High home rents hit Floridians’ wallets

According to a Florida Atlantic University study, Cape Coral, Miami, Tampa and Orlando haven’t been able to match the decline in rents that the country shows.

With rents fluctuating between 10 and 17%, these Cape Coral-Fort Myers state-led municipalities are leading the US market right now.

“The significant increase in Cape Coral-Fort Myers is very disappointing, though not surprising,” said Shelton Weeks of the Lucas Institute for Real Estate Development and Finance at Florida Gulf Coast University.

“The monthly index report highlights the economic impact of Hurricane Ian.

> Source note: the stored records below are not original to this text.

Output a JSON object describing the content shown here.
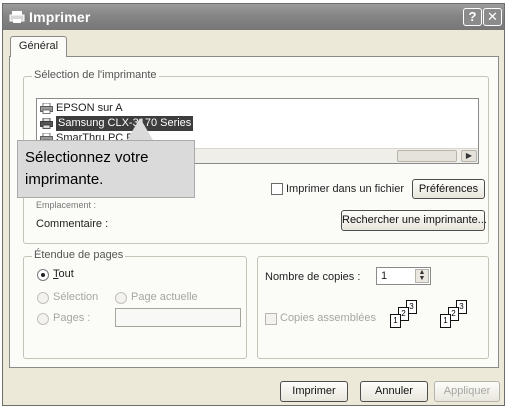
{
  "window": {
    "title": "Imprimer",
    "help": "?",
    "close": "✕"
  },
  "tabs": [
    {
      "label": "Général"
    }
  ],
  "printer_selection": {
    "legend": "Sélection de l'imprimante",
    "printers": [
      {
        "label": "EPSON sur A",
        "selected": false
      },
      {
        "label": "Samsung CLX-3170 Series",
        "selected": true
      },
      {
        "label": "SmarThru PC Fa",
        "selected": false
      }
    ],
    "callout": "Sélectionnez votre\nimprimante.",
    "location_label": "Emplacement :",
    "comment_label": "Commentaire :",
    "print_to_file_label": "Imprimer dans un fichier",
    "preferences_button": "Préférences",
    "find_printer_button": "Rechercher une imprimante..."
  },
  "page_range": {
    "legend": "Étendue de pages",
    "all_prefix": "",
    "all_underlined": "T",
    "all_rest": "out",
    "selection_label": "Sélection",
    "current_page_label": "Page actuelle",
    "pages_label": "Pages :"
  },
  "copies": {
    "count_label": "Nombre de copies :",
    "count_value": "1",
    "collate_label": "Copies assemblées"
  },
  "footer": {
    "print_button": "Imprimer",
    "cancel_button": "Annuler",
    "apply_button": "Appliquer"
  }
}
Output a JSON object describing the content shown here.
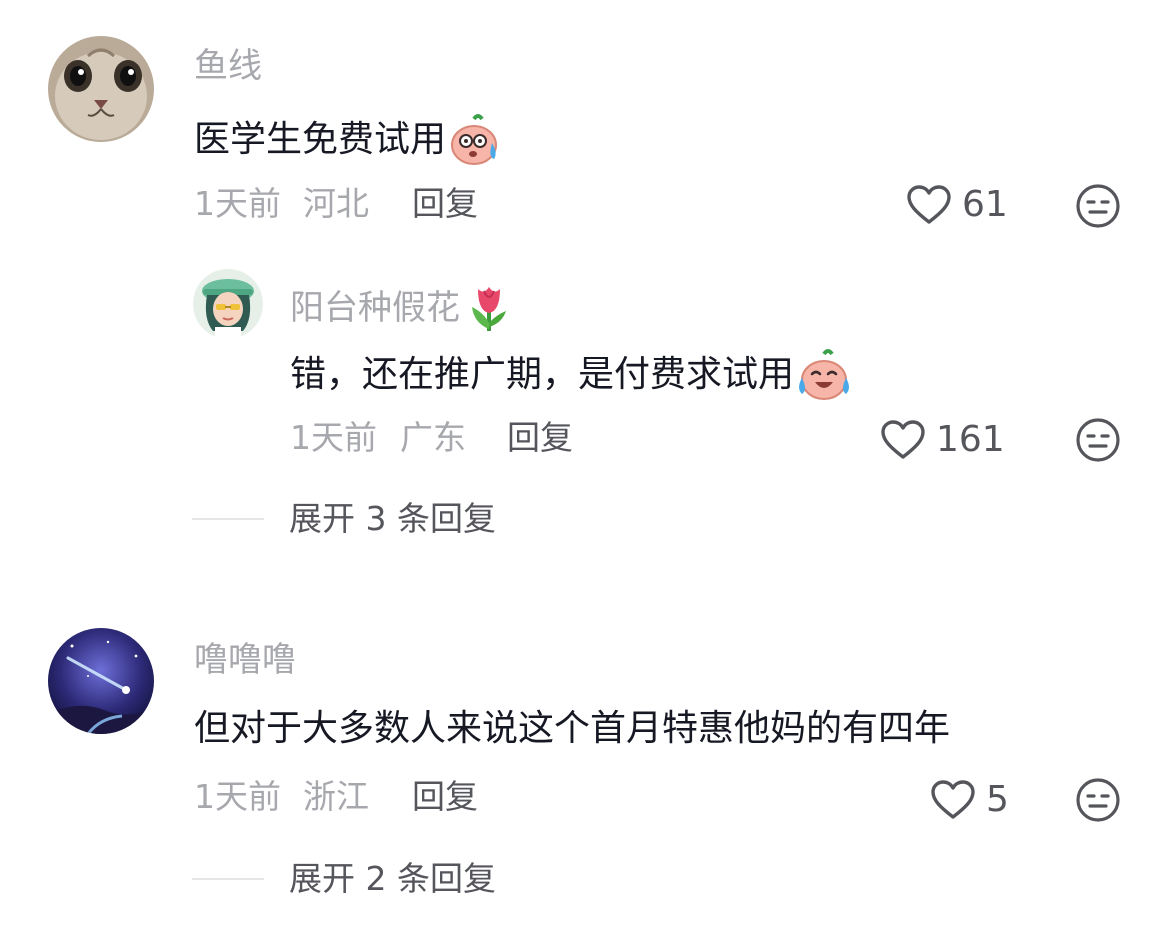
{
  "comments": [
    {
      "username": "鱼线",
      "text": "医学生免费试用",
      "emoji": "sweat-emoji",
      "time": "1天前",
      "location": "河北",
      "reply_label": "回复",
      "likes": "61",
      "replies": [
        {
          "username": "阳台种假花",
          "name_emoji": "tulip-emoji",
          "text": "错，还在推广期，是付费求试用",
          "emoji": "laugh-cry-emoji",
          "time": "1天前",
          "location": "广东",
          "reply_label": "回复",
          "likes": "161"
        }
      ],
      "expand_label": "展开 3 条回复"
    },
    {
      "username": "噜噜噜",
      "text": "但对于大多数人来说这个首月特惠他妈的有四年",
      "time": "1天前",
      "location": "浙江",
      "reply_label": "回复",
      "likes": "5",
      "expand_label": "展开 2 条回复"
    }
  ],
  "icons": {
    "like": "heart-outline-icon",
    "reaction": "meh-face-icon"
  },
  "colors": {
    "primary_text": "#161823",
    "secondary_text": "#a7a8ad",
    "action_text": "#55565c"
  }
}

There are signs of improvement, but affordable housing will remain an issue for months to come,” he stressed.

Pedro and his family recently moved from Cape Coral to his father’s home in Miami after he and his wife lost their jobs and their home suffered extensive damage from Hurricane Ian in September.

The first thing they found in Miami was that there were very few options for renting a home.

“We looked everywhere and only found very high prices,” he said.

In fact, they didn’t get what he, his wife, and their youngest son needed. The high prices, many fees, and short inventory of available real estate actually forced Pedro to stay with his father until the market or his salary improved.

“With each person making $11 an hour, we couldn’t find a place we could afford,” he said.

In fact, the Miami metropolitan area experienced a high 20-30% increase in rents over the past two and a half years, following the impact of the COVID pandemic on the economy and rental market.

Florida has no rent increase laws and even a state regulation that prohibits cities and counties from enacting rent control regulations except in extreme circumstances.

During the last legislature in Tallahassee, Senator Randolph Bracey of Florida introduced an amendment to property insurance bill SB 2-D to limit rent increases to 3% for a 12-month period. But it failed.

The state legislator argued at the time, “Housing is in a state of emergency. If we don’t act now, there will be more aggressive price increases, working people will suffer and people will leave Florida and lose human resources.”


Meanwhile, voters in Orange County, where Orlando is located, voted in favor of an ordinance that would prevent apartment landlords from raising rents at a rate above inflation.

However, the measure is currently stuck in court, following a lawsuit filed by Florida Realtors and the Florida Apartment Association.

On the other hand, Miami-Dade County introduced some regulations and programs and even declared a state of emergency to release funds and accelerate the construction of affordable housing.

Miami-Dade County Mayor Daniela Levine Cava just expanded the Emergency Rental Assistance Program 2.4 to help those in need defray high housing rents.

The aid, which is part of the Homes Plan, comes from a $500 million investment that was included in the county government’s budget to meet housing needs, but is not enough.

Pedro, who just moved to Miami two months ago and has no rent bills to pay, doesn’t qualify for help from the Holmes plan.

“Thanks to my dad, we have a place to live in Miami now,” Pedro admitted.

“I don’t know how many people are out there who can’t afford a place to stay and don’t have a family like mine to help them,” she said.